Saturday, December 3, 2011

I think I'm Ready

I think I may be ready to take the next step in this fertility journey (I chose to say FERTILITY, instead of INFERTILITY because it's more positive).

Sunset in South Florida
For me that means going to another specialist.  Let me explain why.  My husband and I moved across the country right after I had the surgery to remove my fibroids.  As you can imagine, that shook up things.  It took me so long to find the awesome doctors who led me to that surgery that I really didn't have the time or energy to begin that search again... so soon after our move.
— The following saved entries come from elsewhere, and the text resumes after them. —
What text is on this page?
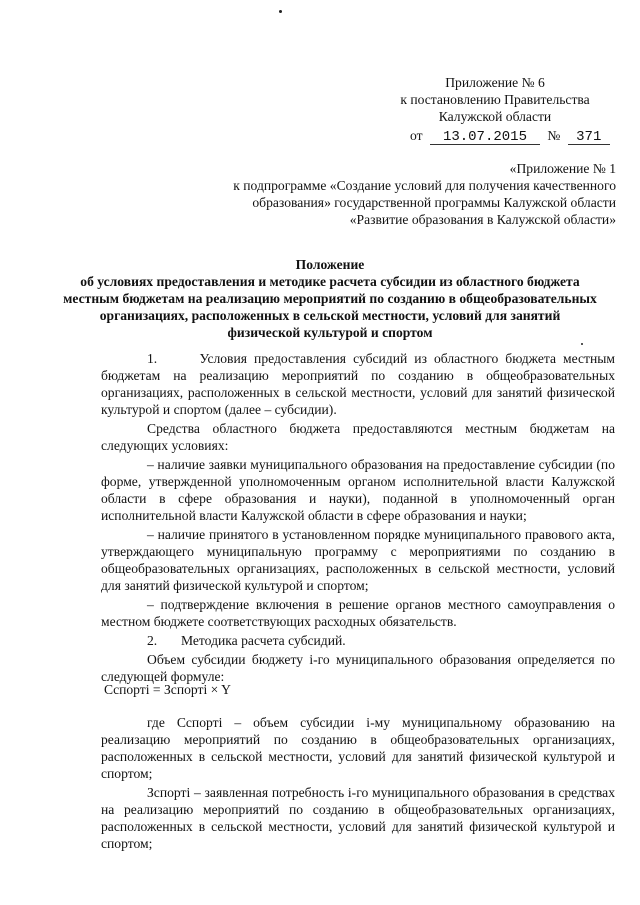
Приложение № 6
к постановлению Правительства
Калужской области
от 13.07.2015 № 371
«Приложение № 1
к подпрограмме «Создание условий для получения качественного
образования» государственной программы Калужской области
«Развитие образования в Калужской области»
Положение
об условиях предоставления и методике расчета субсидии из областного бюджета
местным бюджетам на реализацию мероприятий по созданию в общеобразовательных
организациях, расположенных в сельской местности, условий для занятий
физической культурой и спортом

1.      Условия предоставления субсидий из областного бюджета местным бюджетам на реализацию мероприятий по созданию в общеобразовательных организациях, расположенных в сельской местности, условий для занятий физической культурой и спортом (далее – субсидии).

Средства областного бюджета предоставляются местным бюджетам на следующих условиях:

– наличие заявки муниципального образования на предоставление субсидии (по форме, утвержденной уполномоченным органом исполнительной власти Калужской области в сфере образования и науки), поданной в уполномоченный орган исполнительной власти Калужской области в сфере образования и науки;

– наличие принятого в установленном порядке муниципального правового акта, утверждающего муниципальную программу с мероприятиями по созданию в общеобразовательных организациях, расположенных в сельской местности, условий для занятий физической культурой и спортом;

– подтверждение включения в решение органов местного самоуправления о местном бюджете соответствующих расходных обязательств.

2.       Методика расчета субсидий.

Объем субсидии бюджету i-го муниципального образования определяется по следующей формуле:

Cспортi = Зспортi × Y

где Cспортi – объем субсидии i-му муниципальному образованию на реализацию мероприятий по созданию в общеобразовательных организациях, расположенных в сельской местности, условий для занятий физической культурой и спортом;

Зспортi – заявленная потребность i-го муниципального образования в средствах на реализацию мероприятий по созданию в общеобразовательных организациях, расположенных в сельской местности, условий для занятий физической культурой и спортом;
I obviously hoped and prayed that I would get pregnant and wouldn't have to seek any additional help, but that is not the case.  Now that we've settled into a spot and I've found a job, I can begin the big task of searching for some folks who can honestly help me out.  The fertility business is such a big money maker that it's really hard for me to trust some doctors.  If you read any of my earlier post, you will see that I had one doctor who just wanted to keep running tests and charging me without giving me any real answers.  The answer was pretty clear, I had fibroids that were disfiguring my uterus and causing me terrible pain and bloating.

Even though removing the fibroids didn't result in pregnancy, it did return my body back to the way it was about four years ago.  That means my period flow is normal, my terrible cramps are two days max and I don't have the unbelievable bloating and pressure that caused me to pop Advil up until the sixth day of my cycle.

When I get frustrated, I tell myself that maybe it's a waste of time to focus on this... that maybe God just doesn't want me to be a mother.  But for some reason, I can't shake the vision of a pregnant me and having a child.  That may be my stubborn persistence or a sign.  At this moment, I'll take it as a sign.

Of course I can't begin my research right in the middle of the holiday rush, but I will do it in earnest when it's over. It will take me some time because of skepticism when it comes to doctors, but because of where I live now, there should be some good options for me to try.

Congrats to all my pregnant friends, family and strangers out there.  But I can't promise that I won't go into a tail spin of depression every time you guys tell me about your awesome pregnancy and excitement.  I'm human and being infertile ain't easy.